The current market seems to be largely driven not by organic buying and selling, but by exchange driven manipulation of the spot market to exploit the current dynamics of leverage trading. We just saw it again now as exchanges liquidated 3K long positions but you can see this pattern of clear manipulation over and over in the last few weeks:
What’s In It For The Exchanges?
We have seen several forces set an incentive for exchanges to do this:
- Consistently Declining Volume: This leads to lower total fee revenue for exchanges, and an incentive to manipulate the price in order to earn revenue through liquidations rather than trading fees.
- Exponential Increase in Leveraged Positions: Both leveraged shorts and leveraged longs are at or near record levels. Shorts especially have gone from 8K outstanding in January to 33K right now, a whole tripling in outstanding positions.
- Increasing Popularity of Derivatives & Fading of Spot Market:Anybody who has been checking the combined orderbook over the last few months has seen Bitmex completely take over the market, while GDAX, Bitfinex, Gemini and others see consistent declines.
There is an apparent, increased interest across the Internet on how derivatives work and anecdotally, more people are moving away from the ‘HODL’ meme and towards trading, taking high margin bets with a portion of their stack.
Margin Trading is HUGE Business
Some exchanges like Gemini have reacted to all of this by increasing their trading fees by 400%. Meanwhile, Bitfinex specifically seems to be using its hefty weight to manipulate the price in order to capitalize on the record number of people using margin to bet.
Margin Trading is essentially borrowing money from lenders so that one can increase their buying power and invest in a larger amount of coins, or what they call “leverage.
Both longs and shorts are bets on the price moving up or down and they have a “liquidation price”, at which they get liquidated by the exchange. Essentially, the exchange gets the entire stack they bet with and extracts a high market fee multiplied by the leverage. Since the exchanges know the characteristics of the outstanding short/long positions, and since volume is low after these pumps or dumps leading to sideways drift, they can essentially engineer movements in price that create income in terms of liquidations. When there are lots of overleveraged shorts, an exchange can pump the price with bots briefly and collect the short position. It is similar to longs but in reverse, a quick burst of selling pressure.
Evidence of Manipulation
You can see this in the most recent pumps too on Bitfinex, where 1K buy orders appear out of nowhere after long sideways movement only to be followed by either sideways movement or slow bleed on pathetic volume:
Bitfinex tends to be where the big money traders move (their minimum deposit is 10K). Therefore, even if each long position was only 0.5 BTC on average, they would stand to make a ton of money. If you look at the BitmexRekt twitter feed that shows a running list of Bitmex liquidations with humorous commentary, you will see many positions above $1 million dollars being liquidated during these moves.
This is what all the “Bart” formations we have seen stem from. It’s not George Soros pumping Bitcoin for fun and giggles, nor is it the nebulous “whales”. They have no incentive to try and pull off pump and dumps (P&Ds) now that it only leads to either sideways movement or decline after the pump. A PnD only works if the delta between the top of the pump endpoint and dump initiation point is positive, while at the moment, it seems to be followed by sideways movement.
Delta is a indicator used in derivatives trading to show the relation between the price of certain derivatives and the price of its underlying security.
Those who do want to bet on further upward movements seem to be doing it off the spot market, using margin with futures and perpetuity swaps on Bitmex. This makes the low volume spot market ripe for manipulation, exchanges like Bitfinex and Bitmex have every incentive right now to manipulate the price.

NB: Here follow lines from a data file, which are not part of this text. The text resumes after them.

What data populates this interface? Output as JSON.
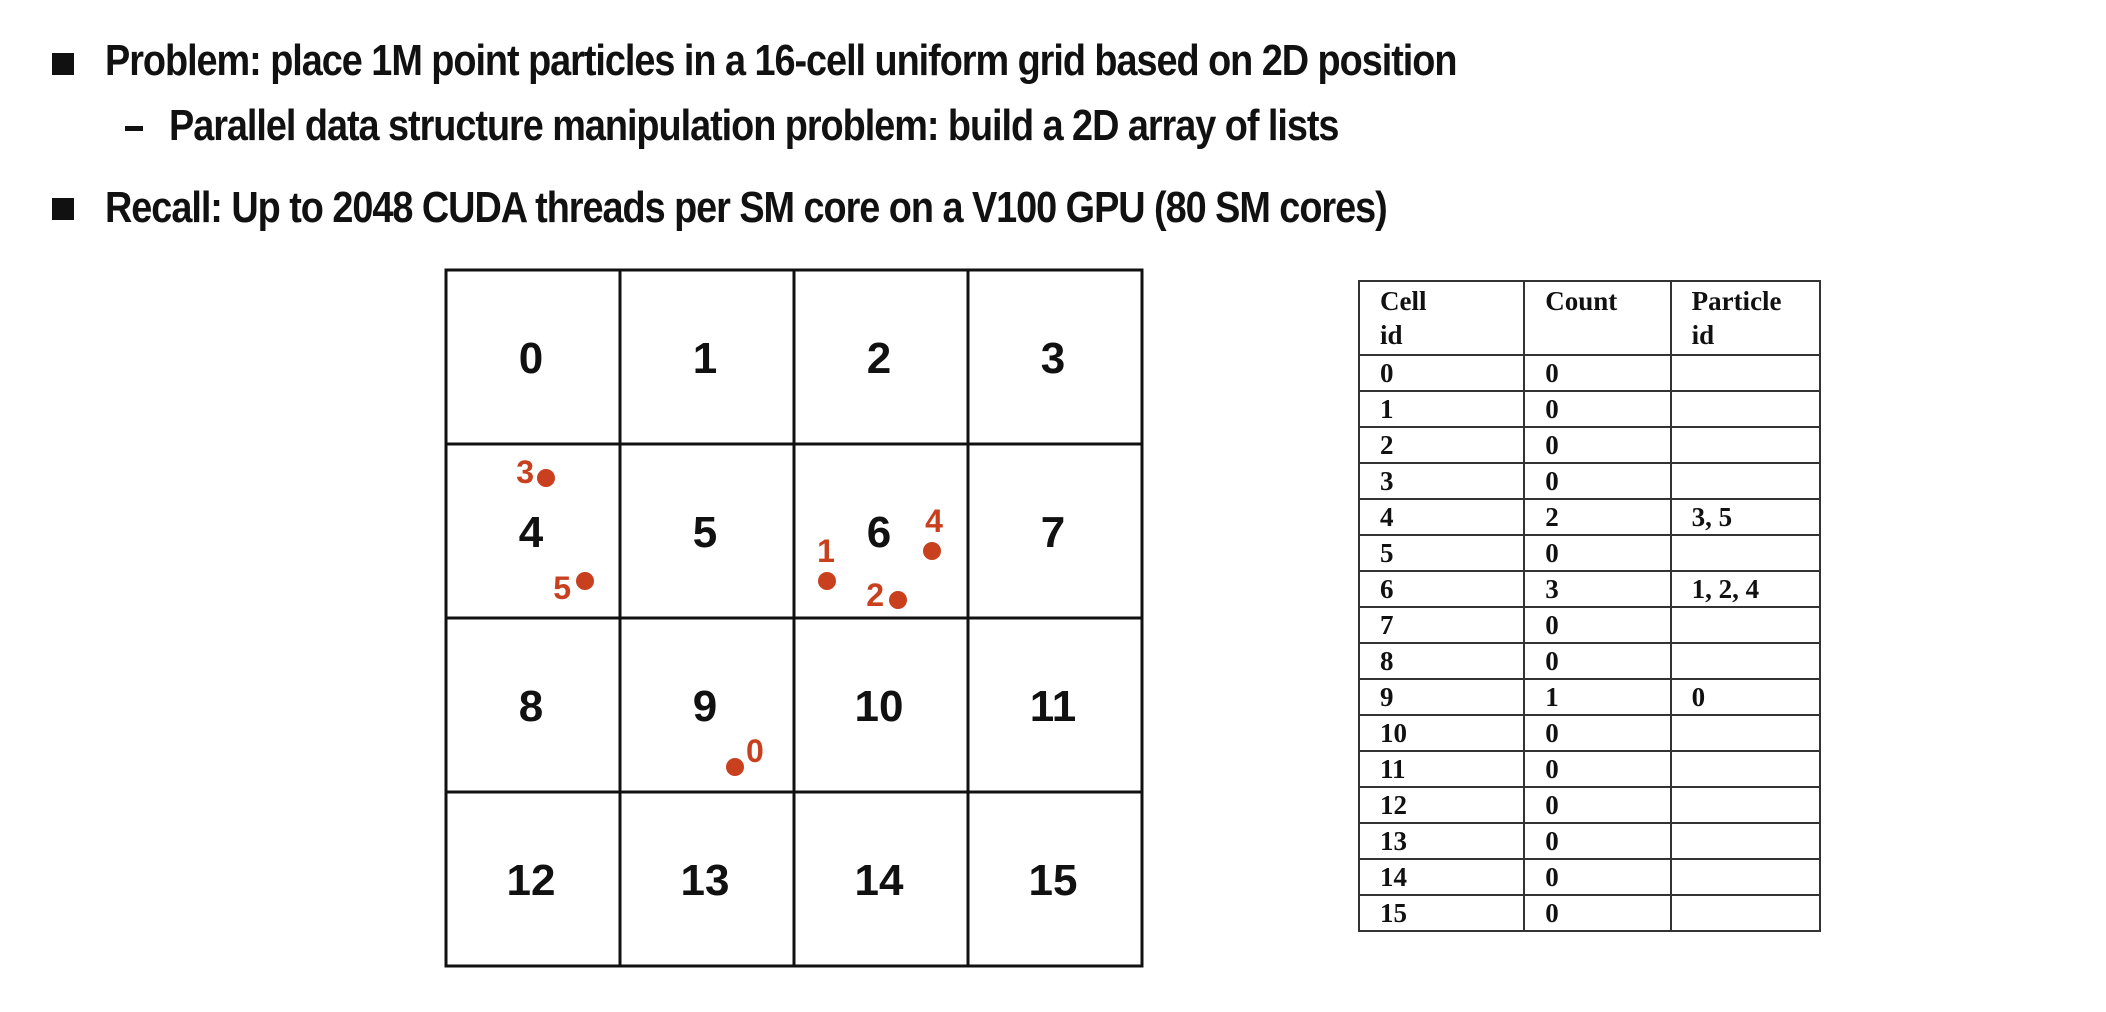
{
  "bullets": {
    "problem": "Problem: place 1M point particles in a 16-cell uniform grid based on 2D position",
    "sub": "Parallel data structure manipulation problem: build a 2D array of lists",
    "recall": "Recall: Up to 2048 CUDA threads per SM core on a V100 GPU (80 SM cores)"
  },
  "grid": {
    "cells": [
      "0",
      "1",
      "2",
      "3",
      "4",
      "5",
      "6",
      "7",
      "8",
      "9",
      "10",
      "11",
      "12",
      "13",
      "14",
      "15"
    ],
    "particle_color": "#c8401e",
    "particles": [
      {
        "label": "0",
        "cell": "9"
      },
      {
        "label": "1",
        "cell": "6"
      },
      {
        "label": "2",
        "cell": "6"
      },
      {
        "label": "3",
        "cell": "4"
      },
      {
        "label": "4",
        "cell": "6"
      },
      {
        "label": "5",
        "cell": "4"
      }
    ]
  },
  "table": {
    "headers": [
      "Cell id",
      "Count",
      "Particle id"
    ],
    "header_lines": [
      [
        "Cell",
        "id"
      ],
      [
        "Count",
        ""
      ],
      [
        "Particle",
        "id"
      ]
    ],
    "rows": [
      [
        "0",
        "0",
        ""
      ],
      [
        "1",
        "0",
        ""
      ],
      [
        "2",
        "0",
        ""
      ],
      [
        "3",
        "0",
        ""
      ],
      [
        "4",
        "2",
        "3, 5"
      ],
      [
        "5",
        "0",
        ""
      ],
      [
        "6",
        "3",
        "1, 2, 4"
      ],
      [
        "7",
        "0",
        ""
      ],
      [
        "8",
        "0",
        ""
      ],
      [
        "9",
        "1",
        "0"
      ],
      [
        "10",
        "0",
        ""
      ],
      [
        "11",
        "0",
        ""
      ],
      [
        "12",
        "0",
        ""
      ],
      [
        "13",
        "0",
        ""
      ],
      [
        "14",
        "0",
        ""
      ],
      [
        "15",
        "0",
        ""
      ]
    ]
  }
}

Spot market refers to the trading and prices you see in any exchange. For instance, if Bitcoin is trading at $10,000 on Exchange ABC, it’s spot price is $10,000.
Don’t Be Pulled Into The Abyss
Looking back, it seems almost inevitable that this would have happened, that traders would try to replicate the gains they saw by buying and selling on the spot market a few months ago by using increased leverage and derivatives. In December and January, there were days where your holdings would increase by at least 20% no matter what you bought. Once you experience those 20% daily gains you don’t want to go back to a market where it slowly bleeds down a few percent every week, so people jumped in on high leverage short positions to multiply their profit on those single percent moves down.

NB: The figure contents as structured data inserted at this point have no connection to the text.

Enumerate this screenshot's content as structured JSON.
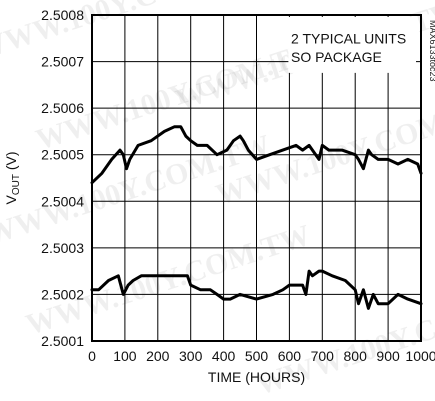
{
  "chart_data": {
    "type": "line",
    "title": "",
    "xlabel": "TIME (HOURS)",
    "ylabel_main": "V",
    "ylabel_sub": "OUT",
    "ylabel_unit": " (V)",
    "xlim": [
      0,
      1000
    ],
    "ylim": [
      2.5001,
      2.5008
    ],
    "x_ticks": [
      0,
      100,
      200,
      300,
      400,
      500,
      600,
      700,
      800,
      900,
      1000
    ],
    "x_tick_labels": [
      "0",
      "100",
      "200",
      "300",
      "400",
      "500",
      "600",
      "700",
      "800",
      "900",
      "1000"
    ],
    "y_ticks": [
      2.5001,
      2.5002,
      2.5003,
      2.5004,
      2.5005,
      2.5006,
      2.5007,
      2.5008
    ],
    "y_tick_labels": [
      "2.5001",
      "2.5002",
      "2.5003",
      "2.5004",
      "2.5005",
      "2.5006",
      "2.5007",
      "2.5008"
    ],
    "grid": true,
    "annotations": [
      "2 TYPICAL UNITS",
      "SO PACKAGE"
    ],
    "figure_id": "MAX6133toc23",
    "watermark": "WWW.100Y.COM.TW",
    "series": [
      {
        "x": [
          0,
          30,
          60,
          85,
          95,
          105,
          115,
          140,
          180,
          220,
          250,
          270,
          285,
          300,
          320,
          350,
          380,
          410,
          430,
          450,
          460,
          475,
          500,
          540,
          580,
          620,
          640,
          660,
          680,
          690,
          700,
          720,
          760,
          800,
          810,
          825,
          840,
          850,
          870,
          900,
          930,
          960,
          990,
          1000
        ],
        "y": [
          2.50044,
          2.50046,
          2.50049,
          2.50051,
          2.5005,
          2.50047,
          2.50049,
          2.50052,
          2.50053,
          2.50055,
          2.50056,
          2.50056,
          2.50054,
          2.50053,
          2.50052,
          2.50052,
          2.5005,
          2.50051,
          2.50053,
          2.50054,
          2.50053,
          2.50051,
          2.50049,
          2.5005,
          2.50051,
          2.50052,
          2.50051,
          2.50052,
          2.5005,
          2.50049,
          2.50052,
          2.50051,
          2.50051,
          2.5005,
          2.50049,
          2.50047,
          2.50051,
          2.5005,
          2.50049,
          2.50049,
          2.50048,
          2.50049,
          2.50048,
          2.50046
        ]
      },
      {
        "x": [
          0,
          20,
          50,
          80,
          95,
          110,
          125,
          150,
          200,
          250,
          290,
          300,
          330,
          360,
          380,
          400,
          420,
          450,
          500,
          550,
          580,
          600,
          620,
          640,
          650,
          660,
          670,
          690,
          700,
          730,
          770,
          800,
          810,
          825,
          840,
          855,
          870,
          900,
          930,
          960,
          1000
        ],
        "y": [
          2.50021,
          2.50021,
          2.50023,
          2.50024,
          2.5002,
          2.50022,
          2.50023,
          2.50024,
          2.50024,
          2.50024,
          2.50024,
          2.50022,
          2.50021,
          2.50021,
          2.5002,
          2.50019,
          2.50019,
          2.5002,
          2.50019,
          2.5002,
          2.50021,
          2.50022,
          2.50022,
          2.50022,
          2.5002,
          2.50025,
          2.50024,
          2.50025,
          2.50025,
          2.50024,
          2.50023,
          2.50021,
          2.50018,
          2.50021,
          2.50017,
          2.5002,
          2.50018,
          2.50018,
          2.5002,
          2.50019,
          2.50018
        ]
      }
    ]
  }
}
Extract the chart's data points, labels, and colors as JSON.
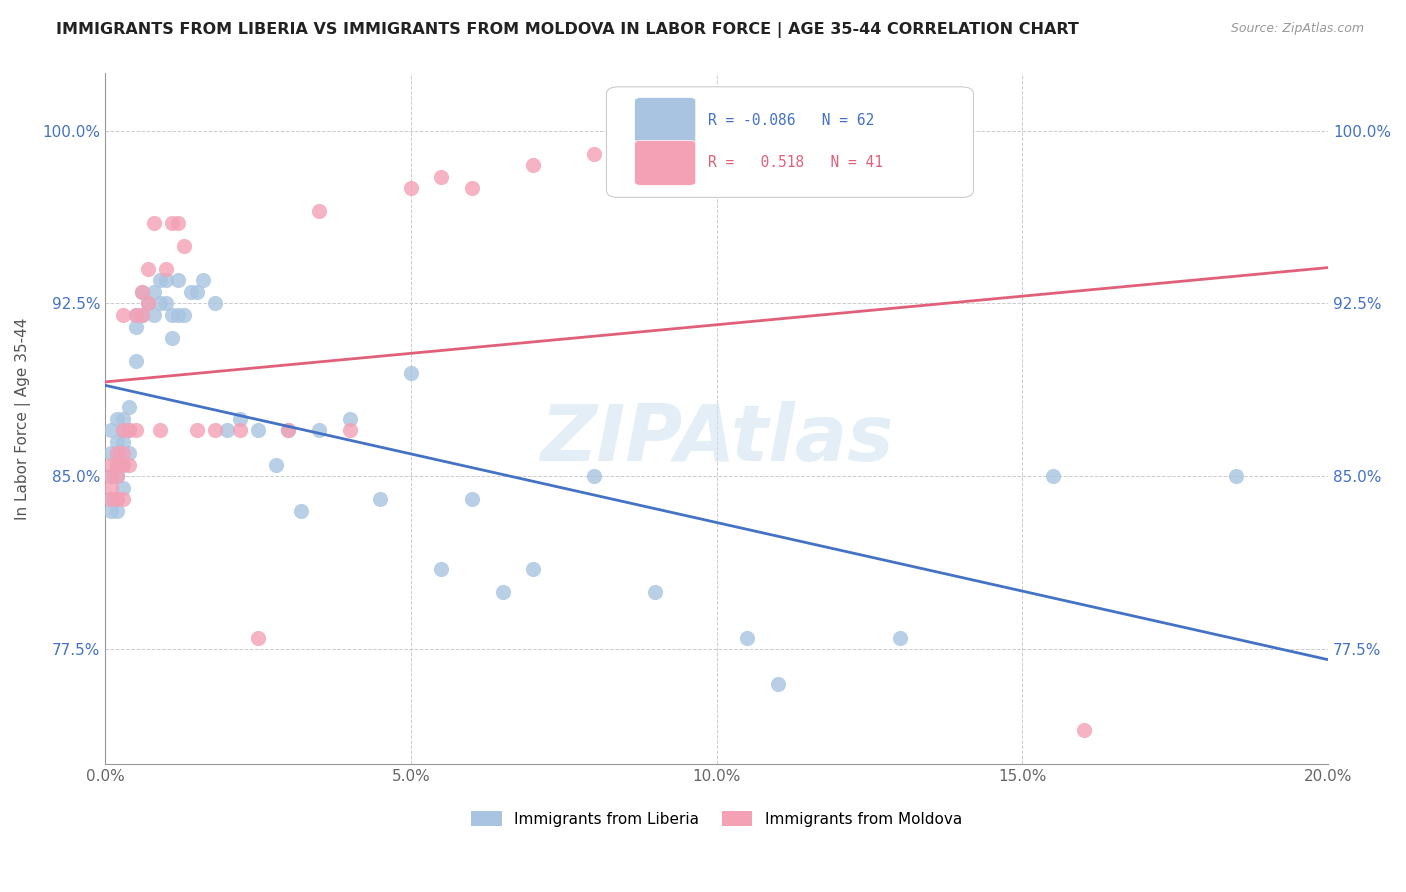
{
  "title": "IMMIGRANTS FROM LIBERIA VS IMMIGRANTS FROM MOLDOVA IN LABOR FORCE | AGE 35-44 CORRELATION CHART",
  "source": "Source: ZipAtlas.com",
  "ylabel": "In Labor Force | Age 35-44",
  "xlim": [
    0.0,
    0.2
  ],
  "ylim": [
    0.725,
    1.025
  ],
  "xtick_labels": [
    "0.0%",
    "5.0%",
    "10.0%",
    "15.0%",
    "20.0%"
  ],
  "xtick_vals": [
    0.0,
    0.05,
    0.1,
    0.15,
    0.2
  ],
  "ytick_labels": [
    "77.5%",
    "85.0%",
    "92.5%",
    "100.0%"
  ],
  "ytick_vals": [
    0.775,
    0.85,
    0.925,
    1.0
  ],
  "liberia_R": -0.086,
  "liberia_N": 62,
  "moldova_R": 0.518,
  "moldova_N": 41,
  "liberia_color": "#a8c4e0",
  "moldova_color": "#f4a0b5",
  "liberia_line_color": "#4472c4",
  "moldova_line_color": "#e0607a",
  "watermark": "ZIPAtlas",
  "liberia_x": [
    0.001,
    0.001,
    0.001,
    0.001,
    0.001,
    0.002,
    0.002,
    0.002,
    0.002,
    0.002,
    0.002,
    0.002,
    0.003,
    0.003,
    0.003,
    0.003,
    0.003,
    0.004,
    0.004,
    0.004,
    0.005,
    0.005,
    0.005,
    0.006,
    0.006,
    0.007,
    0.008,
    0.008,
    0.009,
    0.009,
    0.01,
    0.01,
    0.011,
    0.011,
    0.012,
    0.012,
    0.013,
    0.014,
    0.015,
    0.016,
    0.018,
    0.02,
    0.022,
    0.025,
    0.028,
    0.03,
    0.032,
    0.035,
    0.04,
    0.045,
    0.05,
    0.055,
    0.06,
    0.065,
    0.07,
    0.08,
    0.09,
    0.105,
    0.11,
    0.13,
    0.155,
    0.185
  ],
  "liberia_y": [
    0.87,
    0.86,
    0.85,
    0.84,
    0.835,
    0.875,
    0.865,
    0.86,
    0.855,
    0.85,
    0.84,
    0.835,
    0.875,
    0.87,
    0.865,
    0.855,
    0.845,
    0.88,
    0.87,
    0.86,
    0.92,
    0.915,
    0.9,
    0.93,
    0.92,
    0.925,
    0.93,
    0.92,
    0.935,
    0.925,
    0.935,
    0.925,
    0.92,
    0.91,
    0.935,
    0.92,
    0.92,
    0.93,
    0.93,
    0.935,
    0.925,
    0.87,
    0.875,
    0.87,
    0.855,
    0.87,
    0.835,
    0.87,
    0.875,
    0.84,
    0.895,
    0.81,
    0.84,
    0.8,
    0.81,
    0.85,
    0.8,
    0.78,
    0.76,
    0.78,
    0.85,
    0.85
  ],
  "moldova_x": [
    0.001,
    0.001,
    0.001,
    0.001,
    0.002,
    0.002,
    0.002,
    0.002,
    0.003,
    0.003,
    0.003,
    0.003,
    0.003,
    0.004,
    0.004,
    0.005,
    0.005,
    0.006,
    0.006,
    0.007,
    0.007,
    0.008,
    0.009,
    0.01,
    0.011,
    0.012,
    0.013,
    0.015,
    0.018,
    0.022,
    0.025,
    0.03,
    0.035,
    0.04,
    0.05,
    0.055,
    0.06,
    0.07,
    0.08,
    0.095,
    0.16
  ],
  "moldova_y": [
    0.855,
    0.85,
    0.845,
    0.84,
    0.86,
    0.855,
    0.85,
    0.84,
    0.92,
    0.87,
    0.86,
    0.855,
    0.84,
    0.87,
    0.855,
    0.92,
    0.87,
    0.93,
    0.92,
    0.94,
    0.925,
    0.96,
    0.87,
    0.94,
    0.96,
    0.96,
    0.95,
    0.87,
    0.87,
    0.87,
    0.78,
    0.87,
    0.965,
    0.87,
    0.975,
    0.98,
    0.975,
    0.985,
    0.99,
    1.0,
    0.74
  ]
}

Essentially, many were greedy and were prepared to “double-down” on their bets
For the small-time investor there really isn’t much you can do to stop this. This is what being part of an unregulated market means, it means that things like wash trading and long/short liquidation hunting is allowed.

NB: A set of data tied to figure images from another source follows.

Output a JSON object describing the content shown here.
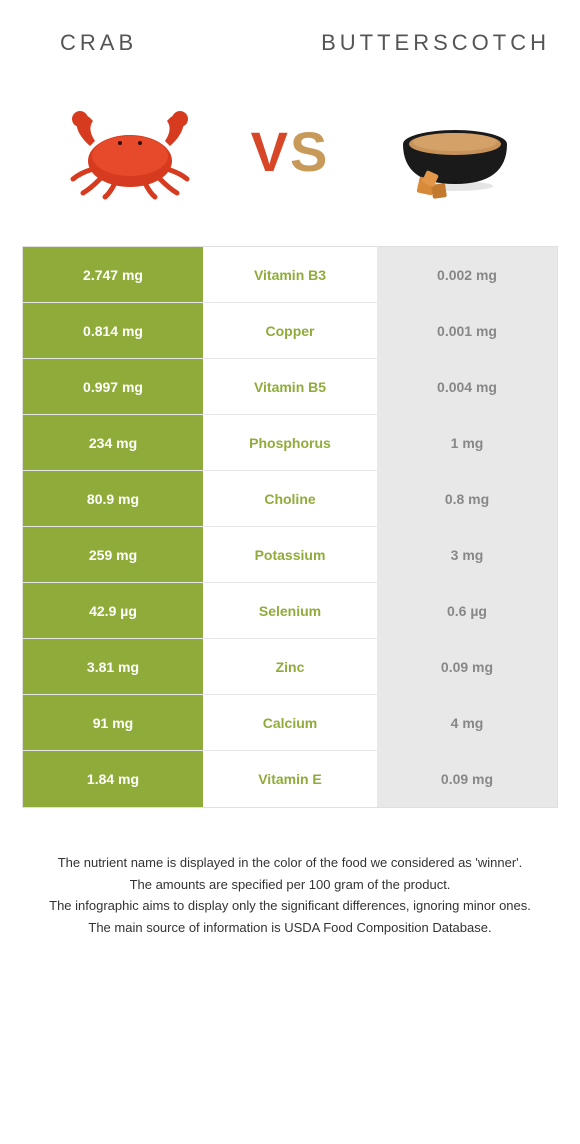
{
  "header": {
    "left": "CRAB",
    "right": "BUTTERSCOTCH"
  },
  "vs": "VS",
  "colors": {
    "crab_winner": "#8fac3a",
    "butter_winner": "#c89a5a",
    "loser": "#e8e8e8",
    "nutrient_crab": "#8fac3a",
    "nutrient_butter": "#c89a5a",
    "loser_text": "#888"
  },
  "rows": [
    {
      "nutrient": "Vitamin B3",
      "crab": "2.747 mg",
      "butter": "0.002 mg",
      "winner": "crab"
    },
    {
      "nutrient": "Copper",
      "crab": "0.814 mg",
      "butter": "0.001 mg",
      "winner": "crab"
    },
    {
      "nutrient": "Vitamin B5",
      "crab": "0.997 mg",
      "butter": "0.004 mg",
      "winner": "crab"
    },
    {
      "nutrient": "Phosphorus",
      "crab": "234 mg",
      "butter": "1 mg",
      "winner": "crab"
    },
    {
      "nutrient": "Choline",
      "crab": "80.9 mg",
      "butter": "0.8 mg",
      "winner": "crab"
    },
    {
      "nutrient": "Potassium",
      "crab": "259 mg",
      "butter": "3 mg",
      "winner": "crab"
    },
    {
      "nutrient": "Selenium",
      "crab": "42.9 µg",
      "butter": "0.6 µg",
      "winner": "crab"
    },
    {
      "nutrient": "Zinc",
      "crab": "3.81 mg",
      "butter": "0.09 mg",
      "winner": "crab"
    },
    {
      "nutrient": "Calcium",
      "crab": "91 mg",
      "butter": "4 mg",
      "winner": "crab"
    },
    {
      "nutrient": "Vitamin E",
      "crab": "1.84 mg",
      "butter": "0.09 mg",
      "winner": "crab"
    }
  ],
  "footnotes": [
    "The nutrient name is displayed in the color of the food we considered as 'winner'.",
    "The amounts are specified per 100 gram of the product.",
    "The infographic aims to display only the significant differences, ignoring minor ones.",
    "The main source of information is USDA Food Composition Database."
  ]
}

Wash Trading is a manipulative practice by exchanges – which are mostly unregulated – of buying and selling cryptocurrencies simultaneously to create artificial and misleading signals within the markets
All you can really do if you’re a trader is look at the current ratio of longs vs shorts on Bitfinex and be aware that once short contracts become too high, it’s possible that an exchange may pump the price to profit from it. Alternatively, if the longs become too dominant, we may see a dump.